We WERE speaking of buttermilk just yesterday, remember? Okay, so. I thought today I would write a post on How To Make Homemade Biscuits. Because the making of homemade biscuits is a lost art. Or an art that never was, here in Yankeeland. Either way, it’s a sad, SAD state of affairs when homemade biscuits become a dying breed. It’s a sure sign of the decline of a culture.
But never fear. Making a homemade biscuit is not difficult. It just takes a little bit of know-how. And a fresh carton of buttermilk. (Or a buttermilk substitute.)
This recipe is from the Mrs. Rowe’s Favorite Recipes — a cookbook I got from the Rowe’s Family Restaurant in Staunton, Virginia. This cookbook is LITERALLY falling apart and I can’t seem to find it online. I’d love to replace it. The next time my parents stop through Staunton on their way to visit me (they always stop at Mrs. Rowe’s for b’fast) I am going to have them inquire.
- 2 cups flour
- 1 tsp. salt
- 1 Tbsp. sugar
- 1 heaping Tbsp. baking powder
- ⅔ cup shortening
- 1 cup buttermilk
- Mix the dry ingredients in a medium-sized bowl.

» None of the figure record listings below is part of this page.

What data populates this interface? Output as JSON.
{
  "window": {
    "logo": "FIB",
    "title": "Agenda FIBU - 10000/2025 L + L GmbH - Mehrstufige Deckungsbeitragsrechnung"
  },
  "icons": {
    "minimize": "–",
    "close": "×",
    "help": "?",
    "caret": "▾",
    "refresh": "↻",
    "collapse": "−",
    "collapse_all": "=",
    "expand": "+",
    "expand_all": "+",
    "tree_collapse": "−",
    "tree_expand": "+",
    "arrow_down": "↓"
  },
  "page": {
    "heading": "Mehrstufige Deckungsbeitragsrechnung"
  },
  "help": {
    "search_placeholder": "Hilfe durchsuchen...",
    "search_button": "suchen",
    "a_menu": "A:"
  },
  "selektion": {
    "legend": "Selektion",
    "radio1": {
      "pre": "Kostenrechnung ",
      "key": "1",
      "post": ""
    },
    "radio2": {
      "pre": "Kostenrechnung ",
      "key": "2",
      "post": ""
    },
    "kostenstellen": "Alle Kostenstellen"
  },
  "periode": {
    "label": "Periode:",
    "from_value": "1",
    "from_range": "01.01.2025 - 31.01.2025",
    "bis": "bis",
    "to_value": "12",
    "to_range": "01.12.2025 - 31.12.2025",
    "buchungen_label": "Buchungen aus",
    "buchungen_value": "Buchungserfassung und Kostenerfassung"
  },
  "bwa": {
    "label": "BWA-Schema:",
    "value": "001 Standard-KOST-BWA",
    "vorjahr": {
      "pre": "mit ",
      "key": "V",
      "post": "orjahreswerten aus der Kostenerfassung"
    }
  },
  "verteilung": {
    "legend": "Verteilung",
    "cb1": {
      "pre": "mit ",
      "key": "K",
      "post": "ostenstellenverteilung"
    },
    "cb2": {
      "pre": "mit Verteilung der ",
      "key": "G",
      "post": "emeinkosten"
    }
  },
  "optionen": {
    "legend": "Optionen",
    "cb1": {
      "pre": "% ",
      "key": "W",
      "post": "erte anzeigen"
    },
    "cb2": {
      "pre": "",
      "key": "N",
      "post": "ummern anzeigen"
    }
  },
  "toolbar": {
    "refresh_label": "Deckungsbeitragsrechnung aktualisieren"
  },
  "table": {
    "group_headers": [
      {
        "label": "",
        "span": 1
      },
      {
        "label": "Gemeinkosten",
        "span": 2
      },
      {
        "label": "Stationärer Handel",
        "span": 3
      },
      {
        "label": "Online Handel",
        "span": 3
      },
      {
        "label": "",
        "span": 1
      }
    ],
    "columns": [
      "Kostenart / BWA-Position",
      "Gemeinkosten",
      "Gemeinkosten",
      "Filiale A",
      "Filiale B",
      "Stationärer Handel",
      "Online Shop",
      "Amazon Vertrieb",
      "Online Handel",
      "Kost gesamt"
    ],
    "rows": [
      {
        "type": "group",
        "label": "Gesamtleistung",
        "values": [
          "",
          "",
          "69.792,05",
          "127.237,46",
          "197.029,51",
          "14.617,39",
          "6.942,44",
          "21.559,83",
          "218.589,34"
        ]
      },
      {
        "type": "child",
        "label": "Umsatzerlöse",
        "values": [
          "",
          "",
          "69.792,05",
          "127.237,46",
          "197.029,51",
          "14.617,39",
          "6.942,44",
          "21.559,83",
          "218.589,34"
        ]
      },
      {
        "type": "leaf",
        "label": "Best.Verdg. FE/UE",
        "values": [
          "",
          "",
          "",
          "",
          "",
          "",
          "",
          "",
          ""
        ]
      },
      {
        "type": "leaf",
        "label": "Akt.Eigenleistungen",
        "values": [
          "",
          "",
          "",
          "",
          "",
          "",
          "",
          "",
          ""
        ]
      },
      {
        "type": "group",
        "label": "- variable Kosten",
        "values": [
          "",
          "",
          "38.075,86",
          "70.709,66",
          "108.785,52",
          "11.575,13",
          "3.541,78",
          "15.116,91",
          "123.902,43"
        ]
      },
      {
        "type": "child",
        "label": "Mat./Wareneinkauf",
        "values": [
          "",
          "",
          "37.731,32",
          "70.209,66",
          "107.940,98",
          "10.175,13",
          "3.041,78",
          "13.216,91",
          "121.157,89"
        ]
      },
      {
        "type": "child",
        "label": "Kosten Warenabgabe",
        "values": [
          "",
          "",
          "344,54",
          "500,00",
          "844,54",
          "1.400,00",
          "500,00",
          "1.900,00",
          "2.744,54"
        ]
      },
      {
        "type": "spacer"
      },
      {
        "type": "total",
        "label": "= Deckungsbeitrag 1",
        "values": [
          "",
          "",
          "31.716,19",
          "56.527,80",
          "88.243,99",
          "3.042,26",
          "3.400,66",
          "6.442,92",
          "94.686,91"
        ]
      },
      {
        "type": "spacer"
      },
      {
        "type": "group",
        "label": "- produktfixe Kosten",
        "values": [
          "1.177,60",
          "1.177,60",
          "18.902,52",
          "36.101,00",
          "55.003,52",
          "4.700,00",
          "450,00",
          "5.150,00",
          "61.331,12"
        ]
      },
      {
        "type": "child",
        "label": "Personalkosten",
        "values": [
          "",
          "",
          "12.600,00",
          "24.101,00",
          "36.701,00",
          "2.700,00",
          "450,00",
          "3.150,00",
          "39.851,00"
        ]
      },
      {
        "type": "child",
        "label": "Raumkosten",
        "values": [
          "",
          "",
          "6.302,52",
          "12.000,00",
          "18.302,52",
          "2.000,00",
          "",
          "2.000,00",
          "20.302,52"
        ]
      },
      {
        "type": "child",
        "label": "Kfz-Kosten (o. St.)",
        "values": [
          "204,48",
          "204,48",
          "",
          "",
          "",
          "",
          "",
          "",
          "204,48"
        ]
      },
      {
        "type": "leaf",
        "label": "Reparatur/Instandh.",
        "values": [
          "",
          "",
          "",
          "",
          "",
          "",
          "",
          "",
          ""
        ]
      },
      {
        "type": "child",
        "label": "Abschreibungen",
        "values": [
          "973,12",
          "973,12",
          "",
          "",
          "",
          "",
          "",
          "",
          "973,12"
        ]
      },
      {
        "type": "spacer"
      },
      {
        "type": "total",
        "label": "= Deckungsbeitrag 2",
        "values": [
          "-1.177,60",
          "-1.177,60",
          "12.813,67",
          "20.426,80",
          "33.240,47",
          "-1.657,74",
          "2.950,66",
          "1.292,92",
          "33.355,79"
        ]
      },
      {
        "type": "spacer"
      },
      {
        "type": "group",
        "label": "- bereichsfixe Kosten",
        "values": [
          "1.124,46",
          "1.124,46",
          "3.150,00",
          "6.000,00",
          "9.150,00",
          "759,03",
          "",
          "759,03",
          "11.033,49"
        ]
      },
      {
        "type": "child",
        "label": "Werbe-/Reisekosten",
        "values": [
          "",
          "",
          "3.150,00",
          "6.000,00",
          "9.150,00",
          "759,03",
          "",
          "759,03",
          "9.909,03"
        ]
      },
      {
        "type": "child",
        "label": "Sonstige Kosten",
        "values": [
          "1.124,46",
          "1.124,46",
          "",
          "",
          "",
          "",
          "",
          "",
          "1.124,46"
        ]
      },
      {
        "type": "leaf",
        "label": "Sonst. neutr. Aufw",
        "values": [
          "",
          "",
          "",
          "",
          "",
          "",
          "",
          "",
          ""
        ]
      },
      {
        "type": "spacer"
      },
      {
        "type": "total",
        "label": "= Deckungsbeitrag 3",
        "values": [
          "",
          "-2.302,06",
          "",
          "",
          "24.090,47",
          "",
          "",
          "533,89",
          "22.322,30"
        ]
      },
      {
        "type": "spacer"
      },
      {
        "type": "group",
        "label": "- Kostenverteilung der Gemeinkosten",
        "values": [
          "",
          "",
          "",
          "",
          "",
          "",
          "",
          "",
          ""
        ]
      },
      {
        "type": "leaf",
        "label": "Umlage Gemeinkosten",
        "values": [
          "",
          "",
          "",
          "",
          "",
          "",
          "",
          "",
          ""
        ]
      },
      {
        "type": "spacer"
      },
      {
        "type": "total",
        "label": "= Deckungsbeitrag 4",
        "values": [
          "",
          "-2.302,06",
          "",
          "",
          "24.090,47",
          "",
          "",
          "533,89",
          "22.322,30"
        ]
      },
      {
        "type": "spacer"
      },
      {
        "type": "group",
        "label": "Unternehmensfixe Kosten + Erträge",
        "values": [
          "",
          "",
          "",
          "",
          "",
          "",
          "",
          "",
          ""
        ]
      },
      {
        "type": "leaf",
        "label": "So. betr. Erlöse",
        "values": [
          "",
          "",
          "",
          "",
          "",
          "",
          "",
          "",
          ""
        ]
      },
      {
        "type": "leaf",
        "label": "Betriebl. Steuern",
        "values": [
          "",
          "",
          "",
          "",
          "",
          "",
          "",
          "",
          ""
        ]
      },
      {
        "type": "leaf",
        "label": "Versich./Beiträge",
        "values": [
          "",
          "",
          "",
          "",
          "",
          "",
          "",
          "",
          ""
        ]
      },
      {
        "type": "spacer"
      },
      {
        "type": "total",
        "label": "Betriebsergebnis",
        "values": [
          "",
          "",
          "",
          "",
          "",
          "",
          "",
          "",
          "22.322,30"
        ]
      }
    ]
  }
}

- With a pastry blender (or two knives if you don’t have a pastry blender) cut the shortening into the dry ingredients until the mixture resembles fine crumbs. This part is important. Unlike a pie crust, you do not want big chunks of shortening.
- Stir in just enough buttermilk so the dough leaves the sides of the bowl and rounds up into a ball. (You may not need the entire cup of buttermilk.) Do NOT overmix. This makes the dough tough. You want it light and flaky.
- Turn the dough onto a lightly floured surface and knead lightly 10-15 times. Roll out or pat into a circle that’s about a half-inch thick — not too thin.
- Cut into circles with a biscuit cutter (or the rim of a glass, if you don’t have a biscuit cutter) and place them in an ungreased baking pan. You can space them about an inch apart if you want them crusty around the edges, but I usually place them close together so they are softer.
- Bake at 475 degrees for 10-15 minutes, until they are light brown on top. Eat them immediately, slathered with butter and topped with your choice of condiment — honey, molasses, apple butter, sausage gravy… The list is infinite.